Born in 1998, Raskmey Kong is a Cambodian documentary filmmaker, journalist, and photographer driven by social change and gender equality. A graduate in International Studies from Pannasastra University of Cambodia, she has dedicated over a decade to volunteering.
For the past seven years, she has told meaningful stories through documentary films including Ramsa Heart, Lonely, Be the Change, My Voice Can Change the World, and My Journal. Through her images, everyday life becomes both testimony and inspiration.
A scholarship recipient at Studio Images - House of Photography, she believes storytelling can give voice to the unseen and spark action. She is guided by a simple conviction: as a woman, nothing is impossible.
Between Shell and Skin addresses healing through processes of natural transformation. By observing lobsters shedding their shells in order to grow—remaining soft and vulnerable until a new protection forms—I came to see in this act a metaphor for human reconstruction. Like them, we must sometimes leave behind pain, fear, and parts of our identities that have become obsolete in order to rebuild ourselves.

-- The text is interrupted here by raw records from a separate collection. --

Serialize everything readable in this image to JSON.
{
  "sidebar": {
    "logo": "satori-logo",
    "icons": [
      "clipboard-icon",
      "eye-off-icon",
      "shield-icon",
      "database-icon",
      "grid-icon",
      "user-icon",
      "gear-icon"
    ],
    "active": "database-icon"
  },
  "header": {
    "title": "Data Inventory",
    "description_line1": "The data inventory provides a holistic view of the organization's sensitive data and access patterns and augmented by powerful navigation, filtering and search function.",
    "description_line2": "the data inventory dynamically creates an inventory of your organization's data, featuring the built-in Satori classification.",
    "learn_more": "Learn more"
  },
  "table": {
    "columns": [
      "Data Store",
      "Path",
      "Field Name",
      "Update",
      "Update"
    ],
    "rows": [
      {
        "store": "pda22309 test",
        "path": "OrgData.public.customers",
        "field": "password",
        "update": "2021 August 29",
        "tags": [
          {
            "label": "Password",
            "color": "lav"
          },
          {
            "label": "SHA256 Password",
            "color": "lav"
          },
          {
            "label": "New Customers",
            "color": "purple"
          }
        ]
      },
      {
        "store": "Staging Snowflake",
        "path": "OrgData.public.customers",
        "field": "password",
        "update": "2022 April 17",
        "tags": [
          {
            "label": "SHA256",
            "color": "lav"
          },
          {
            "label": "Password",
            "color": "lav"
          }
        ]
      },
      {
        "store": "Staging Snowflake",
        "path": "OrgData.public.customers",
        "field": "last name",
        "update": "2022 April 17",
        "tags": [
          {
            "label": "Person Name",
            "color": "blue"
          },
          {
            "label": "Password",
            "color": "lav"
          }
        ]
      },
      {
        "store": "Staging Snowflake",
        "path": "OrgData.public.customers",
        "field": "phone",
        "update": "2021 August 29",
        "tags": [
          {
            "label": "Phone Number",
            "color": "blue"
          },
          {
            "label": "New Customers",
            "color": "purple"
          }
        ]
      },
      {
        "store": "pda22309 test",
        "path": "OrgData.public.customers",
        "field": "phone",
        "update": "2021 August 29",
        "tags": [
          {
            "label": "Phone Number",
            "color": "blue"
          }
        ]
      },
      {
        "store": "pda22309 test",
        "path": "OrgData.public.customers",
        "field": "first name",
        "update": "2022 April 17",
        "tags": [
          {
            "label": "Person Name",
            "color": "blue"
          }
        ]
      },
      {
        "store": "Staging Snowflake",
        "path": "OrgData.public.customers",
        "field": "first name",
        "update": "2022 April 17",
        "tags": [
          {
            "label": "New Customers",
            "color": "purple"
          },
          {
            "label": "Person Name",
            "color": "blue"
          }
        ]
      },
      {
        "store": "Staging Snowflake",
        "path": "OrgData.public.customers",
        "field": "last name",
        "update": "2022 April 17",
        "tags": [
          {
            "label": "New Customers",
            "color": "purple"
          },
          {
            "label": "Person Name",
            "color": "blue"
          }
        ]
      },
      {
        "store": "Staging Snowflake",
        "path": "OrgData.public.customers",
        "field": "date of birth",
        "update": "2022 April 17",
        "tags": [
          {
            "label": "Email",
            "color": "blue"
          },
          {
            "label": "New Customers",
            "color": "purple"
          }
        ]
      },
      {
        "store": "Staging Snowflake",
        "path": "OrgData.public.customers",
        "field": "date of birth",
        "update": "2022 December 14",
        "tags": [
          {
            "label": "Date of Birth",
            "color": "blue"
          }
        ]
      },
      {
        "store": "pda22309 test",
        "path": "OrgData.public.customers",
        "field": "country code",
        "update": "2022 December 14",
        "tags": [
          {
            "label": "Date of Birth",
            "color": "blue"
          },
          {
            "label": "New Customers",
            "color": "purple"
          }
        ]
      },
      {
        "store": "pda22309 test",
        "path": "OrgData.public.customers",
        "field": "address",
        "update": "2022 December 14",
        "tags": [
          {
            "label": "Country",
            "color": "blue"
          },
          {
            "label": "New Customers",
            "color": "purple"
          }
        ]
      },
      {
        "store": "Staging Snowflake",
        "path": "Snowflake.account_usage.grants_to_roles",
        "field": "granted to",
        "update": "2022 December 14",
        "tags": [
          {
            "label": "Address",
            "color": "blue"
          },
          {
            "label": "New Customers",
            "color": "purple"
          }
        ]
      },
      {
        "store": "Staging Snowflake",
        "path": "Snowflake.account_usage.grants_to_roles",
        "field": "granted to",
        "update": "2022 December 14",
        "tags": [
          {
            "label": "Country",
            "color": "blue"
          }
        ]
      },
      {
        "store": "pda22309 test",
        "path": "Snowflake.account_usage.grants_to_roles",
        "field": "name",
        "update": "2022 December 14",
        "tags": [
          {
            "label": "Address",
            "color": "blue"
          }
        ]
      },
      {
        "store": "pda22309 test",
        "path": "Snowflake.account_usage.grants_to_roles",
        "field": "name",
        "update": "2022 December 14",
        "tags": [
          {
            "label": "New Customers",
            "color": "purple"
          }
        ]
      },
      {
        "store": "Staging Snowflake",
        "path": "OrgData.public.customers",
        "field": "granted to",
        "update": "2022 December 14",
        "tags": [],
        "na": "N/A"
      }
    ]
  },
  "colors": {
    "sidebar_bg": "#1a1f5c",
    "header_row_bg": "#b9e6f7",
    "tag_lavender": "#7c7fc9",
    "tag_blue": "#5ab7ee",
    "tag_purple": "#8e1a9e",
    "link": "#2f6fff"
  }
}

The project I wish to develop in Niort centers on vulnerability, renewal, the body in relation to nature, water, texture, light, and the slow temporality of transformation. Inspired by river ecosystems and fragile environments, it will combine documentary-poetic photography and video to capture moments of softness, exposure, and rebirth. Rather than presenting healing as a rapid or completed process, the work emphasizes slowness, fragility, and a form of quiet strength, creating a visual space where vulnerability becomes the starting point of renewal.